The Bible shows that God glorifies Himself in two main ways: by His gracious salvation of the elect and by His just damnation of the reprobate. In v. 60, Solomon makes this clear: He prays that the LORD would bless His people Israel with His presence so that the whole world might know that the God of Israel is the only true God. When Paul reviews God’s work of salvation in Eph. 1, he repeatedly says as the goal of our salvation, “to the praise of his glorious grace” (v. 6), “to the praise of his glory” (v. 12), and “to the praise of his glory” (v. 14). In the next chapter, too, he says after affirming that our salvation is by grace, why our salvation is by His grace: “so that in the coming ages he might show the immeasurable riches of his grace in kindness toward us in Christ Jesus” (2:7).

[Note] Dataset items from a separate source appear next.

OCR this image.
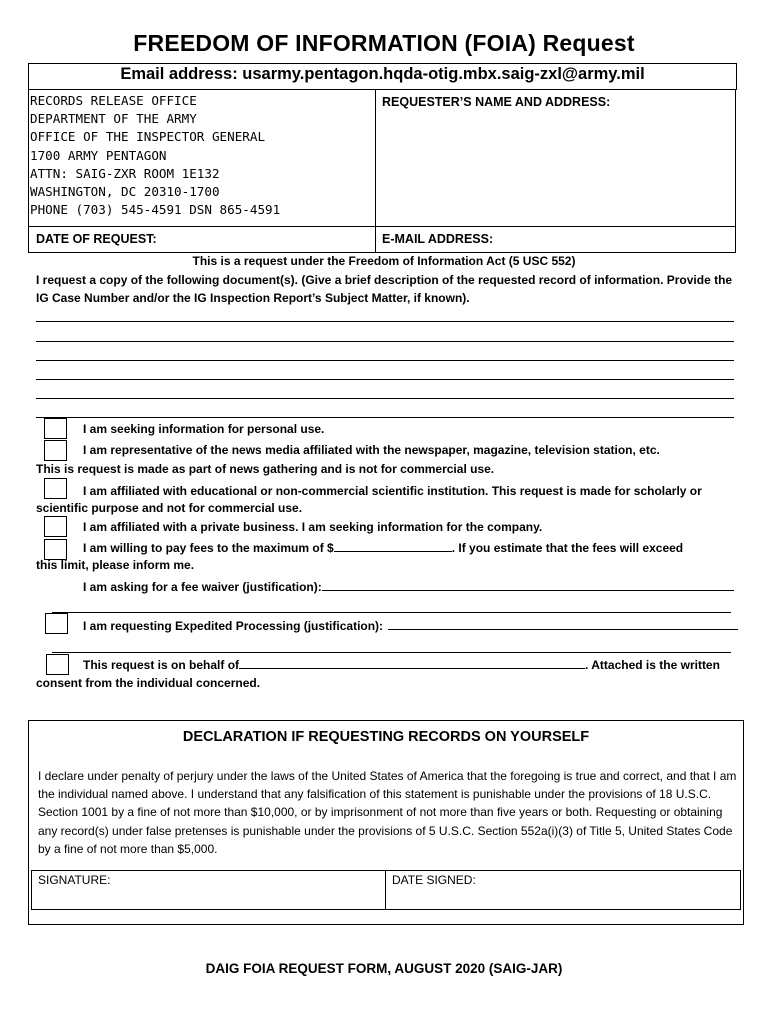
FREEDOM OF INFORMATION (FOIA) Request
Email address: usarmy.pentagon.hqda-otig.mbx.saig-zxl@army.mil
RECORDS RELEASE OFFICE
DEPARTMENT OF THE ARMY
OFFICE OF THE INSPECTOR GENERAL
1700 ARMY PENTAGON
ATTN: SAIG-ZXR ROOM 1E132
WASHINGTON, DC 20310-1700
PHONE (703) 545-4591 DSN 865-4591
REQUESTER’S NAME AND ADDRESS:
DATE OF REQUEST:	E-MAIL ADDRESS:
This is a request under the Freedom of Information Act (5 USC 552)
I request a copy of the following document(s). (Give a brief description of the requested record of information. Provide the IG Case Number and/or the IG Inspection Report’s Subject Matter, if known).
I am seeking information for personal use.
I am representative of the news media affiliated with the newspaper, magazine, television station, etc.
This is request is made as part of news gathering and is not for commercial use.
I am affiliated with educational or non-commercial scientific institution. This request is made for scholarly or
scientific purpose and not for commercial use.
I am affiliated with a private business. I am seeking information for the company.
I am willing to pay fees to the maximum of $	. If you estimate that the fees will exceed
this limit, please inform me.
I am asking for a fee waiver (justification):
I am requesting Expedited Processing (justification):
This request is on behalf of	. Attached is the written
consent from the individual concerned.
DECLARATION IF REQUESTING RECORDS ON YOURSELF
I declare under penalty of perjury under the laws of the United States of America that the foregoing is true and correct, and that I am the individual named above. I understand that any falsification of this statement is punishable under the provisions of 18 U.S.C. Section 1001 by a fine of not more than $10,000, or by imprisonment of not more than five years or both. Requesting or obtaining any record(s) under false pretenses is punishable under the provisions of 5 U.S.C. Section 552a(i)(3) of Title 5, United States Code by a fine of not more than $5,000.
SIGNATURE:	DATE SIGNED:
DAIG FOIA REQUEST FORM, AUGUST 2020 (SAIG-JAR)
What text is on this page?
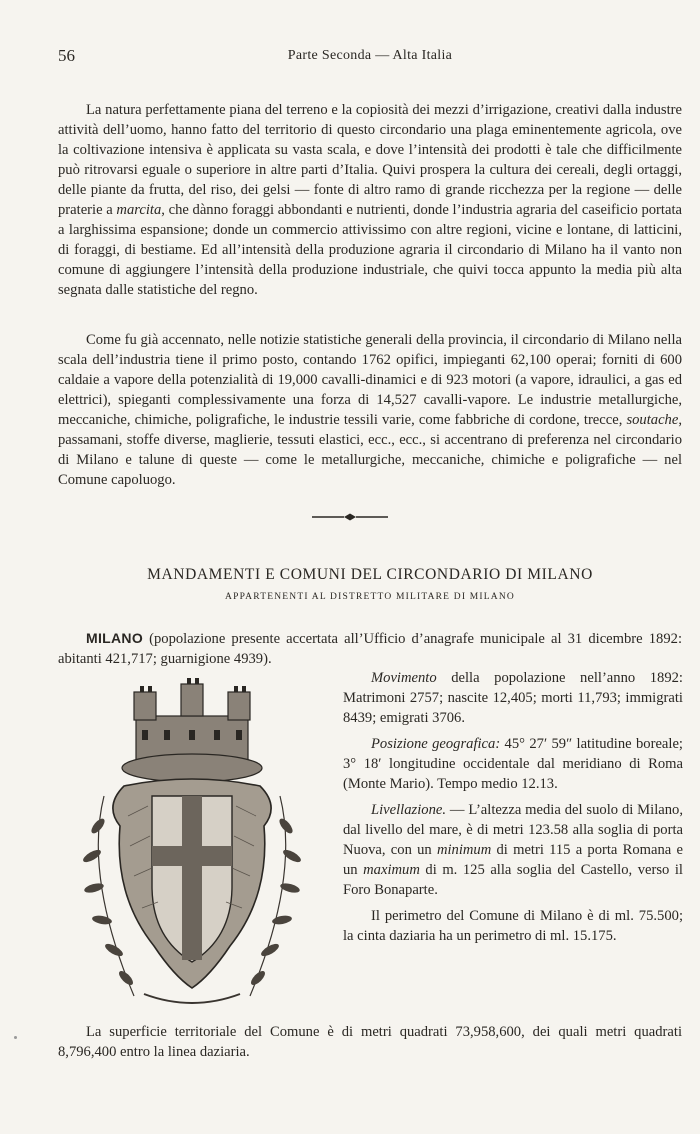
56	Parte Seconda — Alta Italia
La natura perfettamente piana del terreno e la copiosità dei mezzi d’irrigazione, creativi dalla industre attività dell’uomo, hanno fatto del territorio di questo circondario una plaga eminentemente agricola, ove la coltivazione intensiva è applicata su vasta scala, e dove l’intensità dei prodotti è tale che difficilmente può ritrovarsi eguale o superiore in altre parti d’Italia. Quivi prospera la cultura dei cereali, degli ortaggi, delle piante da frutta, del riso, dei gelsi — fonte di altro ramo di grande ricchezza per la regione — delle praterie a marcita, che dànno foraggi abbondanti e nutrienti, donde l’industria agraria del caseificio portata a larghissima espansione; donde un commercio attivissimo con altre regioni, vicine e lontane, di latticini, di foraggi, di bestiame. Ed all’intensità della produzione agraria il circondario di Milano ha il vanto non comune di aggiungere l’intensità della produzione industriale, che quivi tocca appunto la media più alta segnata dalle statistiche del regno.
Come fu già accennato, nelle notizie statistiche generali della provincia, il circondario di Milano nella scala dell’industria tiene il primo posto, contando 1762 opifici, impieganti 62,100 operai; forniti di 600 caldaie a vapore della potenzialità di 19,000 cavalli-dinamici e di 923 motori (a vapore, idraulici, a gas ed elettrici), spieganti complessivamente una forza di 14,527 cavalli-vapore. Le industrie metallurgiche, meccaniche, chimiche, poligrafiche, le industrie tessili varie, come fabbriche di cordone, trecce, soutache, passamani, stoffe diverse, maglierie, tessuti elastici, ecc., ecc., si accentrano di preferenza nel circondario di Milano e talune di queste — come le metallurgiche, meccaniche, chimiche e poligrafiche — nel Comune capoluogo.
MANDAMENTI E COMUNI DEL CIRCONDARIO DI MILANO
APPARTENENTI AL DISTRETTO MILITARE DI MILANO
MILANO (popolazione presente accertata all’Ufficio d’anagrafe municipale al 31 dicembre 1892: abitanti 421,717; guarnigione 4939).

Movimento della popolazione nell’anno 1892: Matrimoni 2757; nascite 12,405; morti 11,793; immigrati 8439; emigrati 3706.

Posizione geografica: 45° 27′ 59″ latitudine boreale; 3° 18′ longitudine occidentale dal meridiano di Roma (Monte Mario). Tempo medio 12.13.

Livellazione. — L’altezza media del suolo di Milano, dal livello del mare, è di metri 123.58 alla soglia di porta Nuova, con un minimum di metri 115 a porta Romana e un maximum di m. 125 alla soglia del Castello, verso il Foro Bonaparte.

Il perimetro del Comune di Milano è di ml. 75.500; la cinta daziaria ha un perimetro di ml. 15.175.

La superficie territoriale del Comune è di metri quadrati 73,958,600, dei quali metri quadrati 8,796,400 entro la linea daziaria.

The second aspect—that God glorifies Himself by the just damnation of the reprobate—is difficult, but it is made clear in the Bible also: “And I heard the angel in charge of the waters say, ‘Just are you, O Holy One, who is and who was, for you brought these judgments’” (Rev. 16:5); “at the name of Jesus every knee should bow , in heaven and on earth and under the earth, and every tongue confess that Jesus Christ is Lord, to the glory of God the Father” (Phil. 2:11); “O daughter of Babylon, doomed to be destroyed, blessed shall he be who repays you with what you have done to us” (Ps. 137:8), etc. The Bible even says, “The Lord has made everything for its purpose, even the wicked for the day of trouble” (Prov. 16:4).
As God will not fail to punish the wicked for the glory of His justice, He will not fail to redeem His people for the glory of His grace. How blessed are those who have placed their faith in Jesus Christ and been passed out of judgment into life!